Se “santo de casa não faz milagre” a saída podia ser contratar uma consultoria. Pagando um boa quantia para ouvir e fazer o que ele podia ter sem esse gasto, seu Severino poderia enfim mudar. Acontece que consultorias também não fazem milagres nem servem de psicoterapia. Poderiam dar treinamentos, elaborar e implantar manuais, implantar indicadores e trazer uma nova cultura, mas um dia teriam de ir embora. E nesse dia, tudo iria voltar a ser o que era. Seu Severino estava diante do maior desafio da vida dele. Mas ele era inteligente. E ainda por cima gostava de música. Isso mesmo ele era apaixonado por música. E um belo dia, foi assistir a uma apresentação da orquestra sinfônica da cidade. Ele ficou maravilhado ! Era tanta harmonia e exatidão, tudo no tempo certo e da maneira certa ! Ficou tão impressionado que começou a imaginar no lugar dos músicos a D.Maria, o Danúbio, a Merlinda, José Meira  e todo seu pessoal. Enquanto ouvia o conserto Brandeburgues de Bach, ele sonhava com sua empresa funcionando como uma orquestra. Foi então que exclamou para a sua esposa:

- A empresa deveria funcionar assim, não é mesmo ?

A sábia esposa  que já estava há anos ao lado do seu Severino, respondeu.

- É verdade, mas olhe bem para os músicos. Cada um tem um instrumento, uma partitura e treinou para fazer o que estão fazendo.  Olhe para o maestro. Ele guia, deixa que os músicos toquem e façam a sua parte. Ora exalta os violinos, ora exalta a percussão. E ouça a música. Ela tem começo, meio e fim.

- Porque você está me dizendo isso ? Por acaso você está me criticando ?

- Não, meu esposo. Eu estou lhe dizendo porque eles conseguem fazer isso.

- Tem razão ! Eu preciso ser um maestro melhor !

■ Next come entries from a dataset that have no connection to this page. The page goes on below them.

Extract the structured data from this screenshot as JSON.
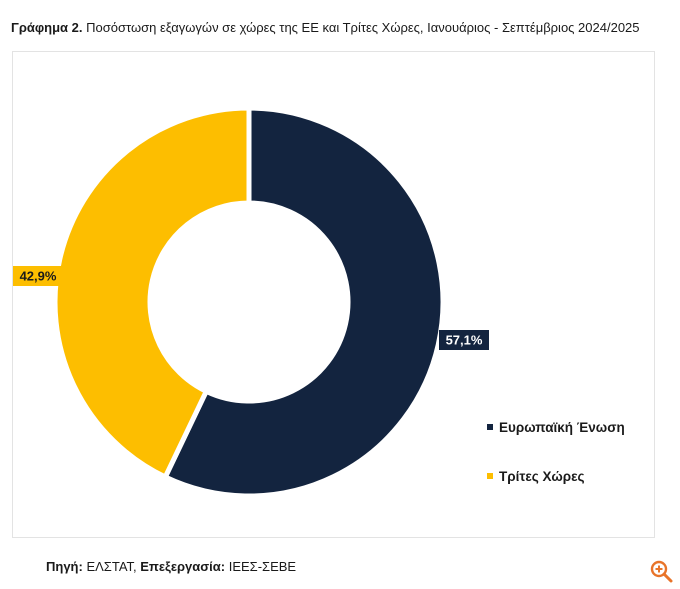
{
  "title": {
    "prefix": "Γράφημα 2.",
    "text": "Ποσόστωση εξαγωγών σε χώρες της ΕΕ και Τρίτες Χώρες, Ιανουάριος - Σεπτέμβριος 2024/2025"
  },
  "chart_data": {
    "type": "pie",
    "variant": "donut",
    "series": [
      {
        "name": "Ευρωπαϊκή Ένωση",
        "value": 57.1,
        "label": "57,1%",
        "color": "#13243f"
      },
      {
        "name": "Τρίτες Χώρες",
        "value": 42.9,
        "label": "42,9%",
        "color": "#fdbe00"
      }
    ],
    "legend_position": "right"
  },
  "source": {
    "label1": "Πηγή:",
    "value1": " ΕΛΣΤΑΤ, ",
    "label2": "Επεξεργασία:",
    "value2": " ΙΕΕΣ-ΣΕΒΕ"
  },
  "icons": {
    "zoom": "zoom-in-icon",
    "zoom_color": "#e8742a"
  }
}
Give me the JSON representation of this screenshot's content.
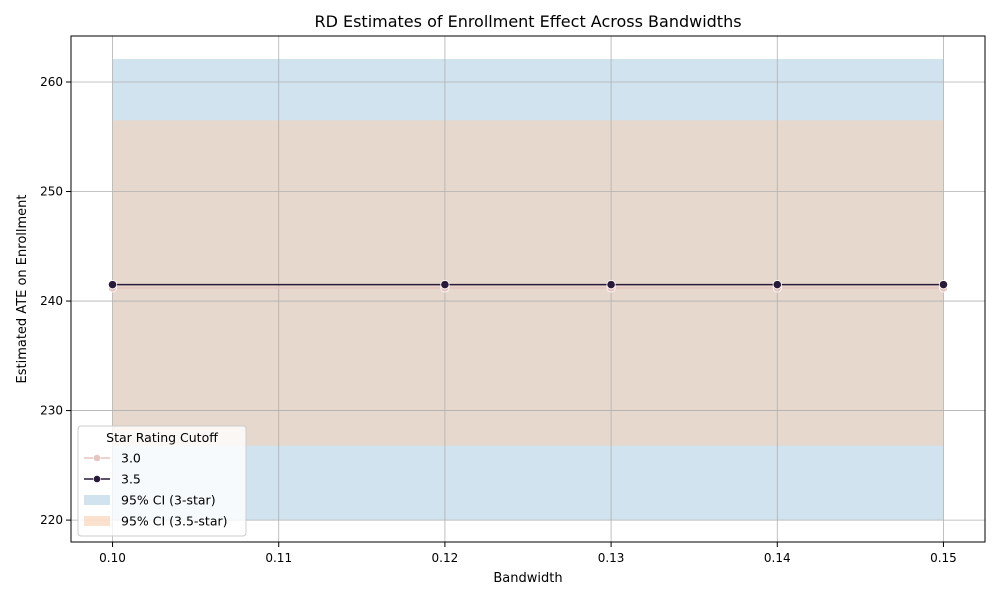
{
  "chart_data": {
    "type": "line",
    "title": "RD Estimates of Enrollment Effect Across Bandwidths",
    "xlabel": "Bandwidth",
    "ylabel": "Estimated ATE on Enrollment",
    "xlim": [
      0.0975,
      0.1525
    ],
    "ylim": [
      218,
      264.2
    ],
    "xticks": [
      0.1,
      0.11,
      0.12,
      0.13,
      0.14,
      0.15
    ],
    "xtick_labels": [
      "0.10",
      "0.11",
      "0.12",
      "0.13",
      "0.14",
      "0.15"
    ],
    "yticks": [
      220,
      230,
      240,
      250,
      260
    ],
    "ytick_labels": [
      "220",
      "230",
      "240",
      "250",
      "260"
    ],
    "grid": true,
    "x": [
      0.1,
      0.12,
      0.13,
      0.14,
      0.15
    ],
    "series": [
      {
        "name": "3.0",
        "values": [
          241.2,
          241.2,
          241.2,
          241.2,
          241.2
        ],
        "color": "#e8c4c0"
      },
      {
        "name": "3.5",
        "values": [
          241.5,
          241.5,
          241.5,
          241.5,
          241.5
        ],
        "color": "#2a1a3a"
      }
    ],
    "bands": [
      {
        "name": "95% CI (3-star)",
        "lower": [
          220.0,
          220.0,
          220.0,
          220.0,
          220.0
        ],
        "upper": [
          262.1,
          262.1,
          262.1,
          262.1,
          262.1
        ],
        "color": "#c2d9ea"
      },
      {
        "name": "95% CI (3.5-star)",
        "lower": [
          226.8,
          226.8,
          226.8,
          226.8,
          226.8
        ],
        "upper": [
          256.5,
          256.5,
          256.5,
          256.5,
          256.5
        ],
        "color": "#f8cfae"
      }
    ],
    "legend": {
      "title": "Star Rating Cutoff",
      "placement": "lower-left"
    }
  }
}
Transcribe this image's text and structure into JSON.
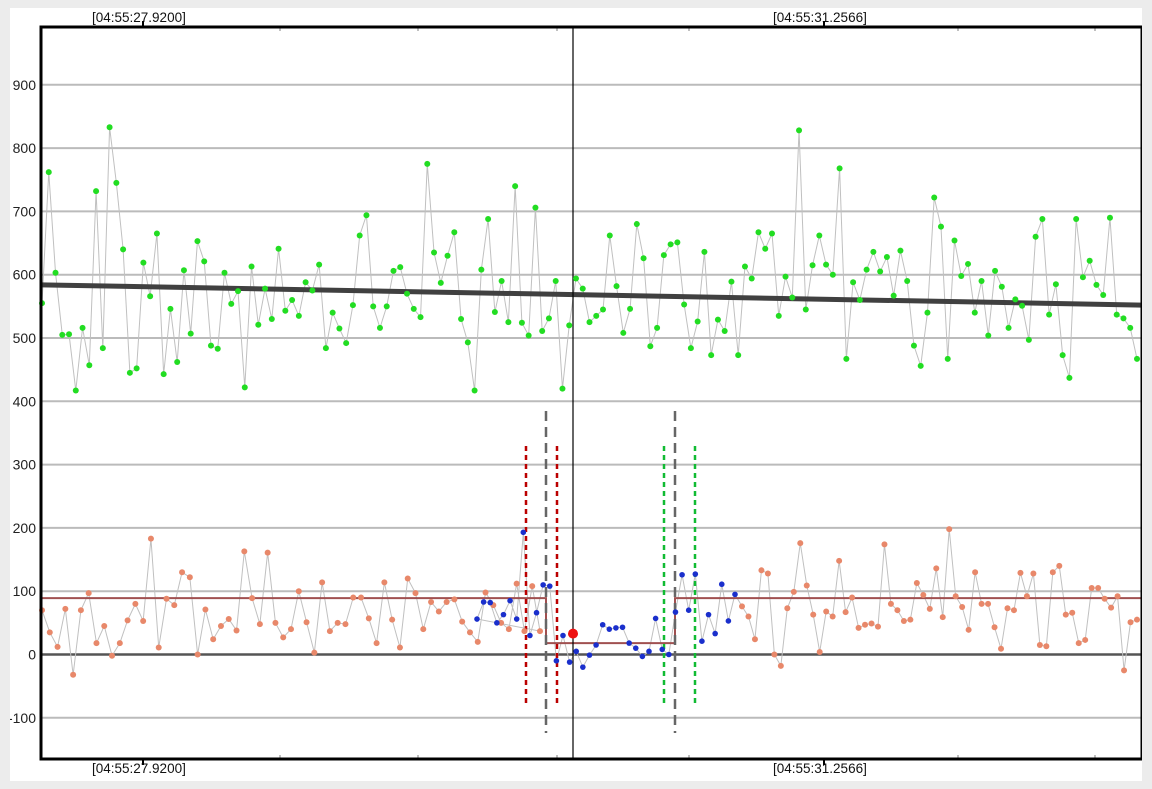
{
  "chart_data": {
    "type": "scatter",
    "title": "",
    "xlabel": "",
    "ylabel": "",
    "ylim": [
      -160,
      990
    ],
    "yticks": [
      -100,
      0,
      100,
      200,
      300,
      400,
      500,
      600,
      700,
      800,
      900
    ],
    "grid": true,
    "time_labels": {
      "top_left": "[04:55:27.9200]",
      "top_right": "[04:55:31.2566]",
      "bottom_left": "[04:55:27.9200]",
      "bottom_right": "[04:55:31.2566]"
    },
    "colors": {
      "upper_points": "#22dd22",
      "lower_points": "#e8886a",
      "event_points": "#1a2fcc",
      "connector": "#c0c0c0",
      "trend": "#404040",
      "baseline": "#a05050",
      "zero_line": "#555555",
      "cursor": "#000000",
      "marker": "#ee1111",
      "red_dash": "#bb0000",
      "gray_dash": "#666666",
      "green_dash": "#11bb33"
    },
    "series": [
      {
        "role": "upper",
        "values": [
          555,
          762,
          603,
          505,
          506,
          417,
          516,
          457,
          732,
          484,
          833,
          745,
          640,
          445,
          452,
          619,
          566,
          665,
          443,
          546,
          462,
          607,
          507,
          653,
          621,
          488,
          483,
          603,
          554,
          574,
          422,
          613,
          521,
          578,
          530,
          641,
          543,
          560,
          535,
          588,
          575,
          616,
          484,
          540,
          515,
          492,
          552,
          662,
          694,
          550,
          516,
          550,
          606,
          612,
          570,
          546,
          533,
          775,
          635,
          587,
          630,
          667,
          530,
          493,
          417,
          608,
          688,
          541,
          590,
          525,
          740,
          524,
          504,
          706,
          511,
          531,
          590,
          420,
          520,
          594,
          578,
          525,
          535,
          545,
          662,
          582,
          508,
          546,
          680,
          626,
          487,
          516,
          631,
          648,
          651,
          553,
          484,
          526,
          636,
          473,
          529,
          511,
          589,
          473,
          613,
          594,
          667,
          641,
          665,
          535,
          597,
          564,
          828,
          545,
          615,
          662,
          616,
          600,
          768,
          467,
          588,
          560,
          608,
          636,
          605,
          628,
          567,
          638,
          590,
          488,
          456,
          540,
          722,
          676,
          467,
          654,
          598,
          617,
          540,
          590,
          504,
          606,
          581,
          516,
          561,
          551,
          497,
          660,
          688,
          537,
          585,
          473,
          437,
          688,
          596,
          622,
          584,
          568,
          690,
          537,
          531,
          516,
          467
        ],
        "trend": [
          584,
          552
        ]
      },
      {
        "role": "lower",
        "values": [
          70,
          35,
          12,
          72,
          -32,
          70,
          97,
          18,
          45,
          -2,
          18,
          54,
          80,
          53,
          183,
          11,
          88,
          78,
          130,
          122,
          0,
          71,
          24,
          45,
          56,
          38,
          163,
          89,
          48,
          161,
          50,
          27,
          40,
          100,
          51,
          3,
          114,
          37,
          50,
          48,
          90,
          90,
          57,
          18,
          114,
          55,
          11,
          120,
          97,
          40,
          83,
          68,
          83,
          87,
          52,
          35,
          20,
          98,
          78,
          50,
          40,
          112,
          37,
          108,
          37
        ],
        "baseline": 89
      },
      {
        "role": "event",
        "values": [
          56,
          83,
          82,
          50,
          63,
          85,
          56,
          193,
          30,
          66,
          110,
          108,
          -10,
          30,
          -12,
          5,
          -20,
          -1,
          15,
          47,
          40,
          42,
          43,
          18,
          10,
          -3,
          5,
          57,
          8,
          0,
          67,
          126,
          70,
          127,
          21,
          63,
          33,
          111,
          53,
          95
        ],
        "baseline": 18
      },
      {
        "role": "lower_tail",
        "values": [
          76,
          60,
          24,
          133,
          128,
          0,
          -18,
          73,
          99,
          176,
          109,
          63,
          4,
          68,
          60,
          148,
          67,
          90,
          42,
          47,
          49,
          44,
          174,
          80,
          70,
          53,
          55,
          113,
          94,
          72,
          136,
          59,
          198,
          92,
          75,
          39,
          130,
          80,
          80,
          43,
          9,
          73,
          70,
          129,
          92,
          128,
          15,
          13,
          130,
          140,
          63,
          66,
          18,
          23,
          105,
          105,
          88,
          74,
          92,
          -25,
          51,
          55
        ]
      }
    ],
    "annotations": {
      "red_dashed_x": [
        526,
        557
      ],
      "gray_dashed_x": [
        546,
        675
      ],
      "green_dashed_x": [
        664,
        695
      ],
      "cursor_x": 573,
      "marker": {
        "x": 573,
        "y": 33
      }
    }
  }
}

A esposa sorriu e respondeu.

- Você não é mais o maestro, Severino. Você é o dono da orquestra. O seu papel é sentar aqui e ouvir a bela música que eles tocam. Você já tem os seus maestros e músicos. Deixe que eles façam o papel deles.
O Seu Severino saiu daquela apresentação diferente. Ele percebeu finalmente que sendo o começo de tudo, por ele também deveria ser também a continuidade de tudo. A empresa precisava se profissionalizar para continuar a crescer e ser um o grupo que ele sempre sonhara. Percebeu que existem muitos supermercados e muitos Severinos, mas somente aqueles que enxergam o que ele enxergou, tem uma chance de continuar. Anos depois, a rede do seu Severino não era  mais conhecida por isso. Mas era a melhor e maior rede de supermercados do País. Eles estavam até se preparando para abrir pontos no Uruguay e na Argentina. Dizem até que estão em entendimentos com os chineses. E todos os domingos, os clientes ouviam uma orquestra tocar na entrada das lojas. Seu Severino era um homem que enxergava longe.